The following items are among those already proposed by the PMB administration as the ‘100 Day Covenant’

  1. Introduce a well-managed and properly funded healthcare delivery system
  2. Free healthcare for children (less than 12) and free treatment for infectious diseases
  3. Introduce and disseminate national healthy living program to improve life expectancy
  4. Raise health practitioner ratio
  5. Encourage active health investment and partnership programs
  6. Perform baseline study to clarify current situation and identify potential efficiency gains
  7. Define relevant KPIs for healthcare agenda and set up mechanism for monitoring results; leadership of key institutions to be held accountable for results
  8. Find funding for strategic vaccination programs such as polio eradication
  9. Identify healthcare best practices across states and determine best way to share findings

It is important as we move towards the 1st 100 days to begin to shine our search light whether some actions are being considered or done already in the 9 items listed above.

The PMB government had already understood the issues to tackle if meaningful progress will be made in the health sector. In the APC dialogue report the chapter ‘Achieving Qualitative & Affordable Healthcare’ highlighted that “Nigeria’s healthcare sector is in need of reform. Lackluster infrastructure, inequality in access to services, poor medical personnel training and equipment, rampant corruption and failure to pass and implement crucial reforms has resulted in Nigeria’s healthcare system lagging most countries on key health indicators and negatively impacting Nigeria’s potential growth. As a first initiative, improving access, accuracy and availability of health related data is required to establish a baseline for target setting and results tracking. Active engagement of states and local Government areas (LGAs) for reforms will be crucial to ensure effective implementation. .”

The report also indicated that the PMB is aware that we have low life expectancy of 53 years vs 71 years in Egypt and a high infant mortality of 85 per thousand live births vs 15-20 in Egypt. And also is fully aware of the key challenges in the health sector as identified by the dialogue as follows;

  1. Insufficient funding: Health expenditure accounts only for 3% of GDP vs. 11% for South
  2. Africa; US$400M required to fund vaccinations per year, but currently FG does not have resources.
  3. Inadequate Infrastructure: Only 3,500 hospitals (of which 950 public) serve a population of 175M with an average of 5 beds per 100,000 persons vs. world median of 35 beds.
  4. Poor implementation: Weak governance of existing health acts and policies and poor execution from FG to State and LGA levels.
  5. Unclear accountabilities and coordination: Poor coordination in policy implementation between FG, States and LGA.
  6. Poor or inexistent information systems: No credible data remains a major constraint limiting accountability of institutions, inability to really understand the situation and drive decisions.
  7. Prevalence of strikes: Significant loss of health care productivity as a result of frequent worker strikes on contracts and compensation disputes.
  8. Adverse impact of the economic situation in Nigeria: Devaluation of Naira is expected to have adverse impact on imported drug and medical equipment prices
  9. Drug supply and accessibility at risk: Import restrictions on locally produced drugs could result in inadequate supply as limited domestic capacity exists to meet demand leading to higher prices.

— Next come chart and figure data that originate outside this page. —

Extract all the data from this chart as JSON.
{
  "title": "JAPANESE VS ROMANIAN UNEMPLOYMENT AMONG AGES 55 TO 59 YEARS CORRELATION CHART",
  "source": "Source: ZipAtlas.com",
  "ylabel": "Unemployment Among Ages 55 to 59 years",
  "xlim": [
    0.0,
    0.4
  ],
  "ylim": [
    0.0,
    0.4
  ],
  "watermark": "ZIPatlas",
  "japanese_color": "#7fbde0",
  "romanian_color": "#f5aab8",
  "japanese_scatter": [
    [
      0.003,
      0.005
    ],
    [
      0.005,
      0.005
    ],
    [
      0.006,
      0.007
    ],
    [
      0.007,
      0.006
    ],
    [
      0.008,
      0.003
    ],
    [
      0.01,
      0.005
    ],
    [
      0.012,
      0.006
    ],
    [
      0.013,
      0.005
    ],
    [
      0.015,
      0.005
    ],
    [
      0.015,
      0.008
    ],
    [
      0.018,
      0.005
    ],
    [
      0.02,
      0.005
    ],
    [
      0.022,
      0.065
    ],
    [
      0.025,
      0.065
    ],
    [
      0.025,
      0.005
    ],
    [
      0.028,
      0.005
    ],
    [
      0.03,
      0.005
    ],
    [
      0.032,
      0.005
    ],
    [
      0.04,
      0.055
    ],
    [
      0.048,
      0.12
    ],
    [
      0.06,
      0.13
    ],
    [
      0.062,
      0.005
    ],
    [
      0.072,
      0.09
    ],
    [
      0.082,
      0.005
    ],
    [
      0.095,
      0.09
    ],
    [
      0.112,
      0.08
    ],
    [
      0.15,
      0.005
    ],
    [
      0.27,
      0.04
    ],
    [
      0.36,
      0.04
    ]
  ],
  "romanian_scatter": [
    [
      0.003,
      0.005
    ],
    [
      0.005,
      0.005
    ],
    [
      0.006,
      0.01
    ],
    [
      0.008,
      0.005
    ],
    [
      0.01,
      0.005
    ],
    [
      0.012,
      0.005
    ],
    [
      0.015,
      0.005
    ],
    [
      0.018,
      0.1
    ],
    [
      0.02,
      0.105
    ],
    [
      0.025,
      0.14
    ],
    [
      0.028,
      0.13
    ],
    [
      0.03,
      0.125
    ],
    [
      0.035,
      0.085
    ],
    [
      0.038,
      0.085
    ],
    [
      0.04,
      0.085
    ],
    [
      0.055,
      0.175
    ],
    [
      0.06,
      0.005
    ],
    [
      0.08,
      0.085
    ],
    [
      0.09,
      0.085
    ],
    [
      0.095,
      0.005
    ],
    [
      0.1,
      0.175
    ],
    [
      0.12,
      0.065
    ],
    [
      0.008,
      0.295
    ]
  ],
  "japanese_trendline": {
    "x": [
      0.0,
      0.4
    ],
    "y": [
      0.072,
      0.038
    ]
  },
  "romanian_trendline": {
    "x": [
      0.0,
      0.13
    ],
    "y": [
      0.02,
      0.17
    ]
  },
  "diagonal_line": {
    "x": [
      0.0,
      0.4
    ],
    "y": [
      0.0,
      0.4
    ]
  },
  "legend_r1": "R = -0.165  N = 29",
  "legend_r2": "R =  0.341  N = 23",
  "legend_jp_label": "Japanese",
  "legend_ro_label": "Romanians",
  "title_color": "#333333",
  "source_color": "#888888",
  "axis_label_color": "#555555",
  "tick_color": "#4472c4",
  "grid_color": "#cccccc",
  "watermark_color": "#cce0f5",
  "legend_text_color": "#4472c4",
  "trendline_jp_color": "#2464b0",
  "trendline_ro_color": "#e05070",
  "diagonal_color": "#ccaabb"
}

Also on a mid -term (3 to 18 months) bases, the dialogue proposed to the new PMB government to execute the following;

  1. Accelerate the expansion of health insurance coverage and thus access to basic services through the mobile national health insurance program
  2. Consider amending NHIS law to make health insurance compulsory for all Nigerians, after financial impact assessment

And on a long-term (18 months +) proposed to;

  1. Reform the Ministry of Health and reduce the number of agencies from 14 to 3 based on alignment of scope and deliverables
  2. Focus the federal institution on polices, regulatory and financing of health care and hold agencies, States and LGAs accountable for the delivery of core public health services.

Are we on track as we inch towards the 1st 100 days?